My Blue Heaven basically a prequel to Goodfellas? Interesting...

Just found out a pretty interesting, and surprising, bit of trivia that a lot of you may already know about the movie My Blue Heaven, the comedy starring Steve Martin as a mobster in witness protection. Apparently, it is based on the same real-life gangster as *Goodfellas *- Henry Hill.

*Goodfellas *was based on Nicholas Peleggi’s book about Hill, which was titled “Wiseguys.” The meetings and interviews that Peleggi had with Hill while compiling his research were also attended by Peleggi’s wife - Nora Ephron, who wrote the script for My Blue Heaven.

Goodfellas deals w/ Hill getting dissatisfied w/ witness protection, and MBH is him going into the program. They even both use the line about “egg noodles and ketchup” referring to pasta they ordered while in protection. MBH even uses title cards throughout the movie that are the chapter titles from Wiseguys.

Am I the last person on the Dope that knew this connection? Anyone else surprised as me?

No, I knew about it, but I think you state it backwards – Goodfellas is prequel to My Blue Heaven, since the events in Goodfellas happen before those of My Blue Heaven.

Oh, damn - you’re right. I was confusing myself. MBH came out first as a movie, right?

Yes, but only by a month (August 17, 1990 for My Blue Heaven, Sept 21, 1990 for Goodfellas), per Wikipedia.

I had no idea the two movies had a connection. How about that?

One of my favorite Steve Martin movies. I didn’t know that connection; nifty!

I didn’t know that connection. Thanks for the insight…TRM (wondering how In Plain Sight fits into this trilogy)

I got the connection as well, although Vinnie in My Blue Heaven seems more like an amalgam of Henry Hill and Jimmy Burke, especially his “I tip everybody,” motto. Witness Burke (renamed “Jimmy Conway” in Goodfellas):
And it was when I first met Jimmy Conway. He couldn’t have been more than twenty six or twenty seven at the time, but he was already a legend. He’d just walk in and everybody who worked the room went wild. He’d give a doorman twenty bucks for opening the door. He’d give hundreds to the dealers and guys who ran the games.

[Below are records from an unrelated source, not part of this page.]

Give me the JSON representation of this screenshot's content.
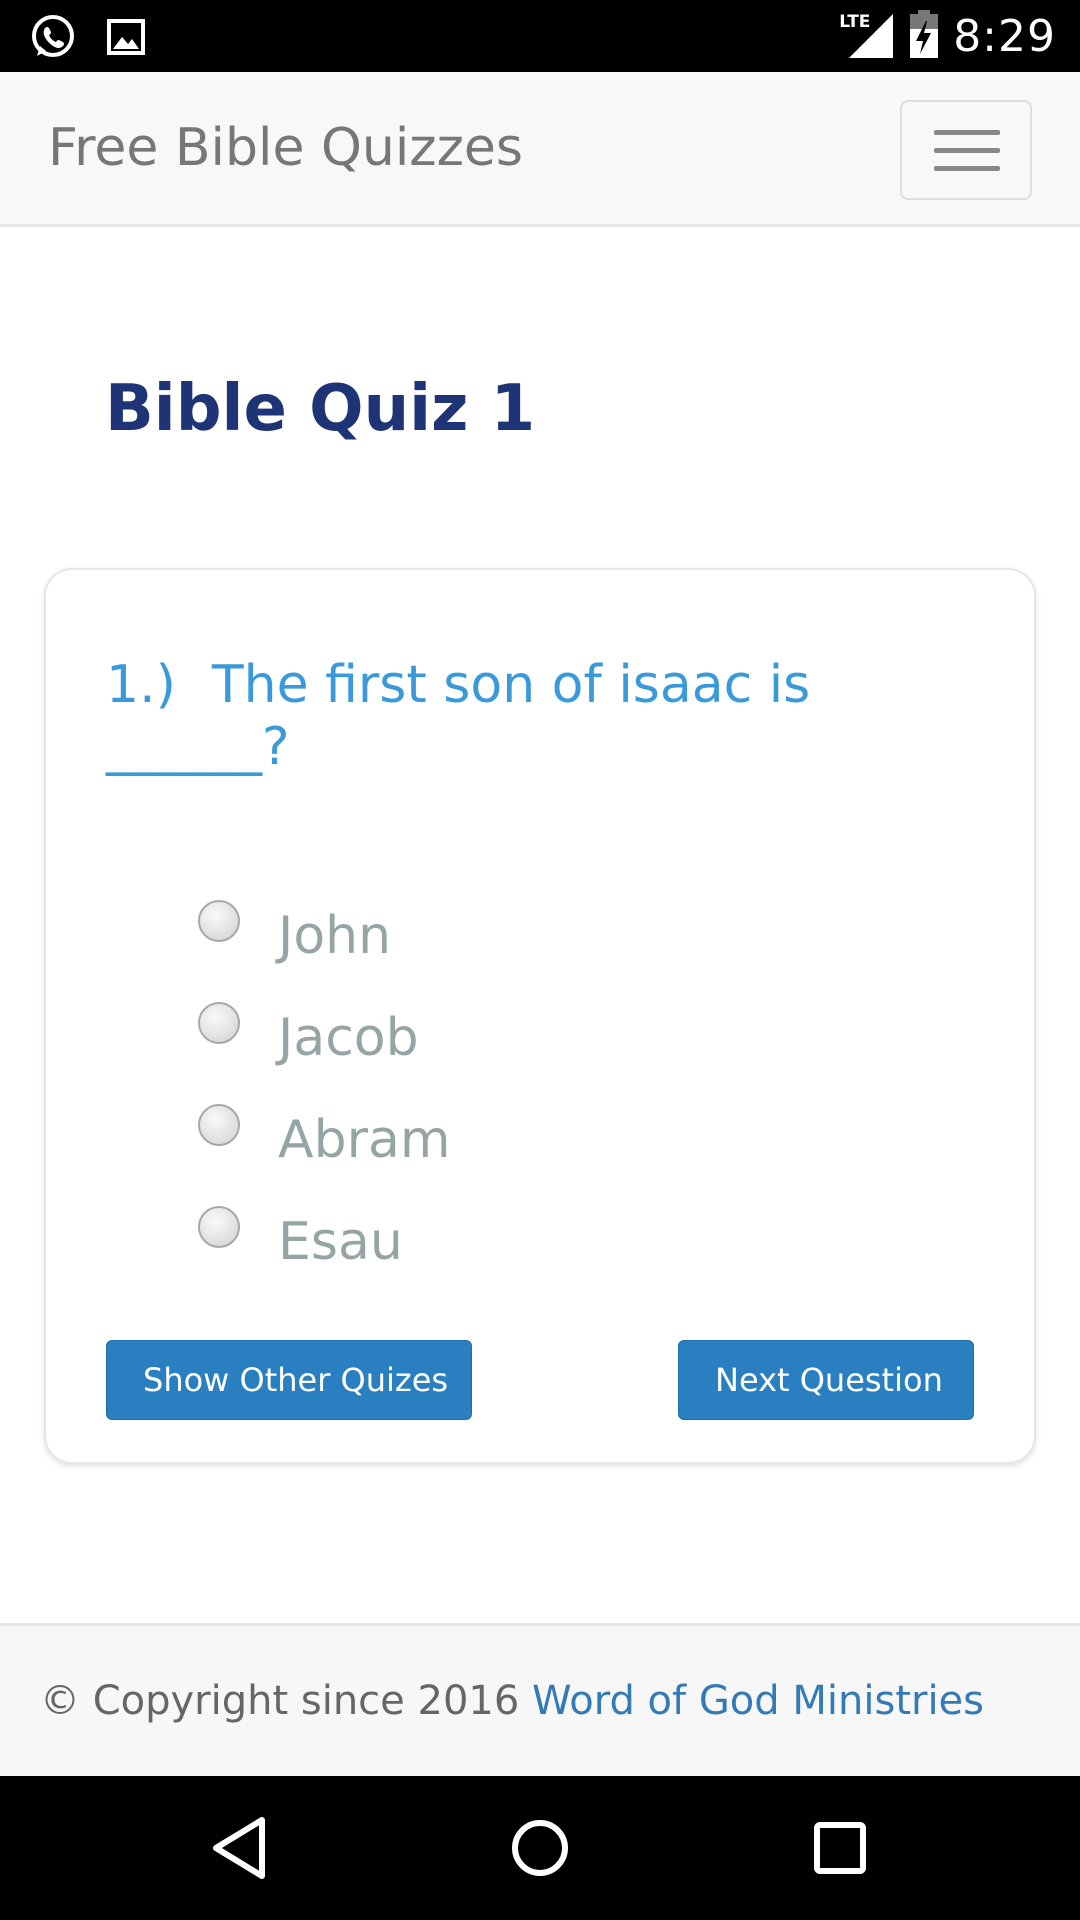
{
  "status_bar": {
    "time": "8:29",
    "network": "LTE",
    "left_icons": [
      "whatsapp-icon",
      "image-icon"
    ],
    "right_icons": [
      "signal-icon",
      "battery-charging-icon"
    ]
  },
  "navbar": {
    "brand": "Free Bible Quizzes",
    "menu_icon": "hamburger-icon"
  },
  "page": {
    "title": "Bible Quiz 1"
  },
  "quiz": {
    "question_number": "1.)",
    "question_text": "The first son of isaac is ______?",
    "options": [
      {
        "label": "John",
        "selected": false
      },
      {
        "label": "Jacob",
        "selected": false
      },
      {
        "label": "Abram",
        "selected": false
      },
      {
        "label": "Esau",
        "selected": false
      }
    ],
    "buttons": {
      "other_quizzes": "Show Other Quizes",
      "next_question": "Next Question"
    }
  },
  "footer": {
    "copyright_prefix": "© Copyright since 2016",
    "link_text": "Word of God Ministries"
  },
  "system_nav": {
    "icons": [
      "back-icon",
      "home-icon",
      "recents-icon"
    ]
  },
  "colors": {
    "title": "#1f3476",
    "question": "#3a9ad9",
    "option_text": "#95a5a6",
    "button": "#2a7fc0",
    "link": "#337ab7"
  }
}
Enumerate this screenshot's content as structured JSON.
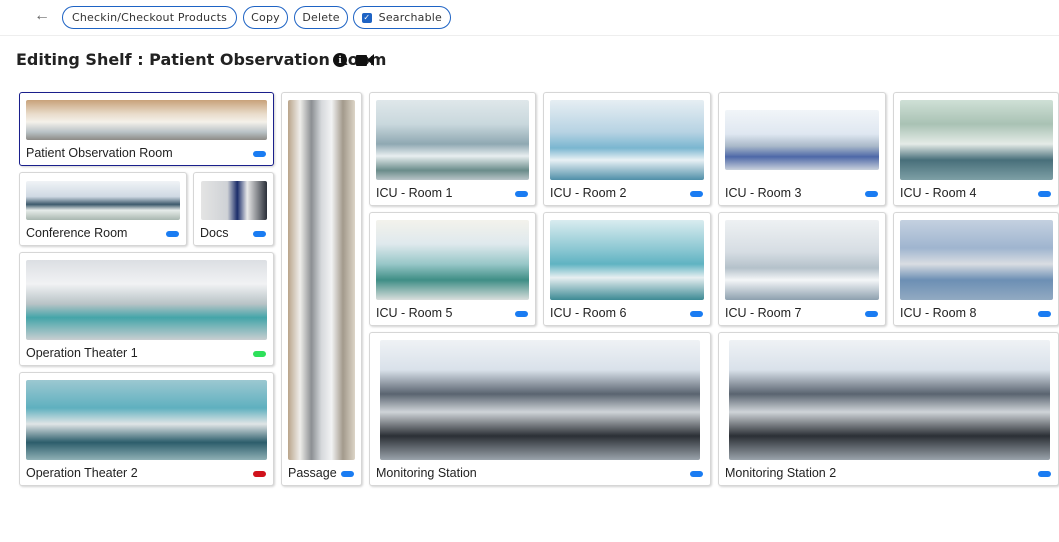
{
  "toolbar": {
    "checkin_label": "Checkin/Checkout Products",
    "copy_label": "Copy",
    "delete_label": "Delete",
    "searchable_label": "Searchable",
    "searchable_checked": true
  },
  "header": {
    "title": "Editing Shelf : Patient Observation Room"
  },
  "colors": {
    "accent": "#1e63c4",
    "status_blue": "#1a7cf2",
    "status_green": "#2ee05a",
    "status_red": "#d0121b"
  },
  "shelf": {
    "observation": {
      "label": "Patient Observation Room",
      "status": "blue"
    },
    "conference": {
      "label": "Conference Room",
      "status": "blue"
    },
    "docs": {
      "label": "Docs",
      "status": "blue"
    },
    "op1": {
      "label": "Operation Theater 1",
      "status": "green"
    },
    "op2": {
      "label": "Operation Theater 2",
      "status": "red"
    },
    "passage": {
      "label": "Passage",
      "status": "blue"
    },
    "icu1": {
      "label": "ICU - Room 1",
      "status": "blue"
    },
    "icu2": {
      "label": "ICU - Room 2",
      "status": "blue"
    },
    "icu3": {
      "label": "ICU - Room 3",
      "status": "blue"
    },
    "icu4": {
      "label": "ICU - Room 4",
      "status": "blue"
    },
    "icu5": {
      "label": "ICU - Room 5",
      "status": "blue"
    },
    "icu6": {
      "label": "ICU - Room 6",
      "status": "blue"
    },
    "icu7": {
      "label": "ICU - Room 7",
      "status": "blue"
    },
    "icu8": {
      "label": "ICU - Room 8",
      "status": "blue"
    },
    "monitor1": {
      "label": "Monitoring Station",
      "status": "blue"
    },
    "monitor2": {
      "label": "Monitoring Station 2",
      "status": "blue"
    }
  }
}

The bartender got fifty dollars just for keeping ice cubes cold.

The real story of Henry Hill, of course, was nowhere near as amusing as My Blue Heaven; he clearly didn’t fit well into suburban life and ended up leaving the WPP and turning back to theft and drugs, and ended up homeless in Santa Monica.

Stranger

You know, it’s dangerous for you to be here in the frozen food section. Because you could melt all this stuff.

I love this movie but I never really connected it to Godfellas before.

I had no idea. Of course I don’t like Steve Martin movies and thought Goodfellas was severely over-rated crap; so I wouldn’t have put them together anyway.

That said, I really do enjoy finding out about “unrelated” movies or books that are actually quite closely related, no matter how different they are; so thanks for the trivia tip.